What does the future of cycling look like? I think there is promise for the future of cycling. I believe that there will be a shift in priorities and an increase in funding for cycling infrastructure. This will make riding safer, which will increase all types of riding. It will be faster and easier to get around by bike and communities will thrive in this new way of life. 

Tony Lemke of Trek

Job at Trek/Bontrager: Road Product Marketing Manager

What gets you up in the morning? A great dawn patrol ride as Matt Shriver calls it.

What does cycling mean to you? Cycling is a big part of my life. Although, for me, it’s also my job. I’m surrounded by it 24-7 and I work with some of the best people in the industry. Cycling also keeps me in check from the crazy world around.

What does the future of cycling look like? The future of cycling looks awesome! We are investing a ton into youth programs, advocacy groups, such as NICA, Places for Bikes, and People for Bikes. 

Michael Meyer of Trek

Job at Trek/Bontrager: Director Product Marketing

What gets you up in the morning? There is nothing better than a great bike ride. Everybody who works at Trek is a cyclist and shares the same concerns all riders have. We will continue to develop products to make cyclists faster, safer, more comfortable and have more fun. We are pretty fortunate to have a job/career that is in the bike industry. We work with like-minded people for a very special company. Innovation and the drive to get more people on bikes is a very strong vision for everyone at Trek. It has a very strong family feel.

What does cycling mean to you? It is our life. We are ambassadors, enthusiasts and bike junkies.
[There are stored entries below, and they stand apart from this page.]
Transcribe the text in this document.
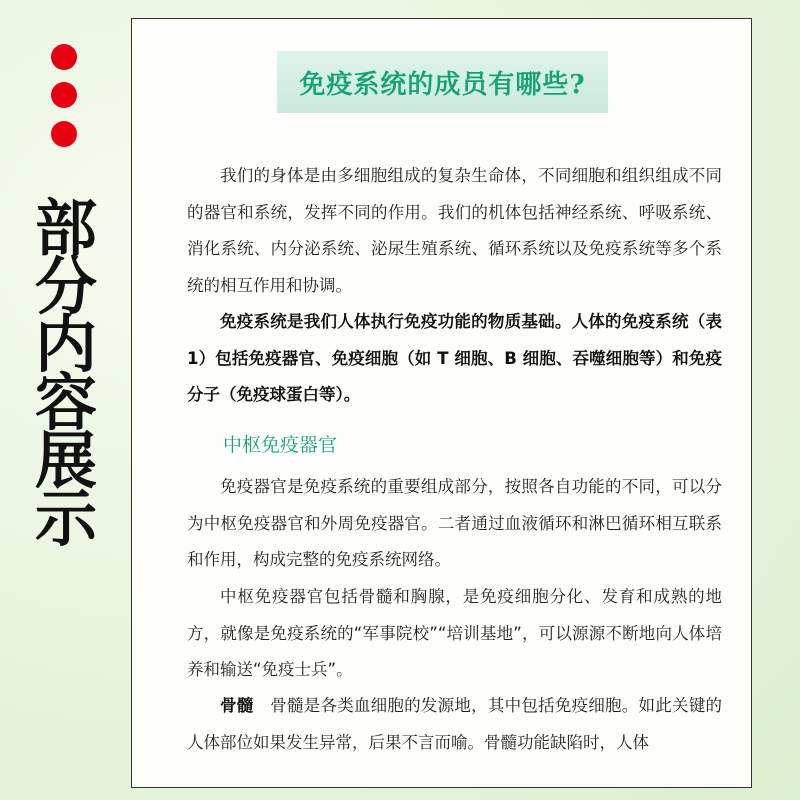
部
分
内
容
展
示
免疫系统的成员有哪些?

我们的身体是由多细胞组成的复杂生命体，不同细胞和组织组成不同的器官和系统，发挥不同的作用。我们的机体包括神经系统、呼吸系统、消化系统、内分泌系统、泌尿生殖系统、循环系统以及免疫系统等多个系统的相互作用和协调。

免疫系统是我们人体执行免疫功能的物质基础。人体的免疫系统（表 1）包括免疫器官、免疫细胞（如 T 细胞、B 细胞、吞噬细胞等）和免疫分子（免疫球蛋白等）。

中枢免疫器官

免疫器官是免疫系统的重要组成部分，按照各自功能的不同，可以分为中枢免疫器官和外周免疫器官。二者通过血液循环和淋巴循环相互联系和作用，构成完整的免疫系统网络。

中枢免疫器官包括骨髓和胸腺，是免疫细胞分化、发育和成熟的地方，就像是免疫系统的“军事院校”“培训基地”，可以源源不断地向人体培养和输送“免疫士兵”。

骨髓　 骨髓是各类血细胞的发源地，其中包括免疫细胞。如此关键的人体部位如果发生异常，后果不言而喻。骨髓功能缺陷时，人体
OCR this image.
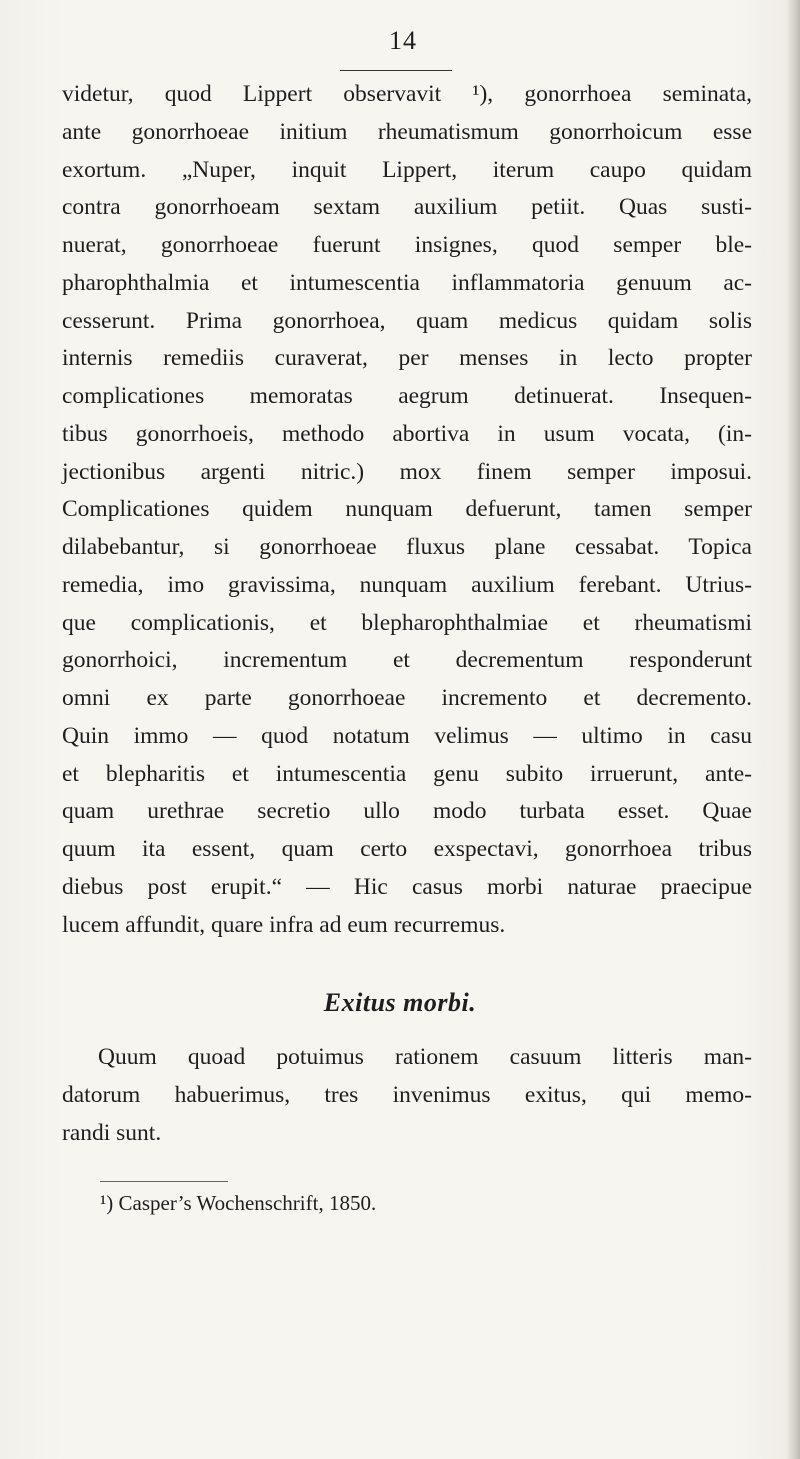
14
videtur, quod Lippert observavit ¹), gonorrhoea seminata,
ante gonorrhoeae initium rheumatismum gonorrhoicum esse
exortum. „Nuper, inquit Lippert, iterum caupo quidam
contra gonorrhoeam sextam auxilium petiit. Quas susti-
nuerat, gonorrhoeae fuerunt insignes, quod semper ble-
pharophthalmia et intumescentia inflammatoria genuum ac-
cesserunt. Prima gonorrhoea, quam medicus quidam solis
internis remediis curaverat, per menses in lecto propter
complicationes memoratas aegrum detinuerat. Insequen-
tibus gonorrhoeis, methodo abortiva in usum vocata, (in-
jectionibus argenti nitric.) mox finem semper imposui.
Complicationes quidem nunquam defuerunt, tamen semper
dilabebantur, si gonorrhoeae fluxus plane cessabat. Topica
remedia, imo gravissima, nunquam auxilium ferebant. Utrius-
que complicationis, et blepharophthalmiae et rheumatismi
gonorrhoici, incrementum et decrementum responderunt
omni ex parte gonorrhoeae incremento et decremento.
Quin immo — quod notatum velimus — ultimo in casu
et blepharitis et intumescentia genu subito irruerunt, ante-
quam urethrae secretio ullo modo turbata esset. Quae
quum ita essent, quam certo exspectavi, gonorrhoea tribus
diebus post erupit.“ — Hic casus morbi naturae praecipue
lucem affundit, quare infra ad eum recurremus.
Exitus morbi.
Quum quoad potuimus rationem casuum litteris man-
datorum habuerimus, tres invenimus exitus, qui memo-
randi sunt.
¹) Casper’s Wochenschrift, 1850.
Ride bikes. Have fun. Feel good.

What does the future of cycling look like? The future is bright, just like a Flare R Taillight. We are doing many things at Trek to get more people on bikes and turn buyers into users and users into ambassadors. Working with People For Bikes and NICA Youth Mountain Bike Racing to get people off the couch, away from screens and outside enjoying all the things that riding a bike can offer. We’re working on other big initiatives like hosting the World Cup Cyclocross Race at Trek HQ and throwing a great party.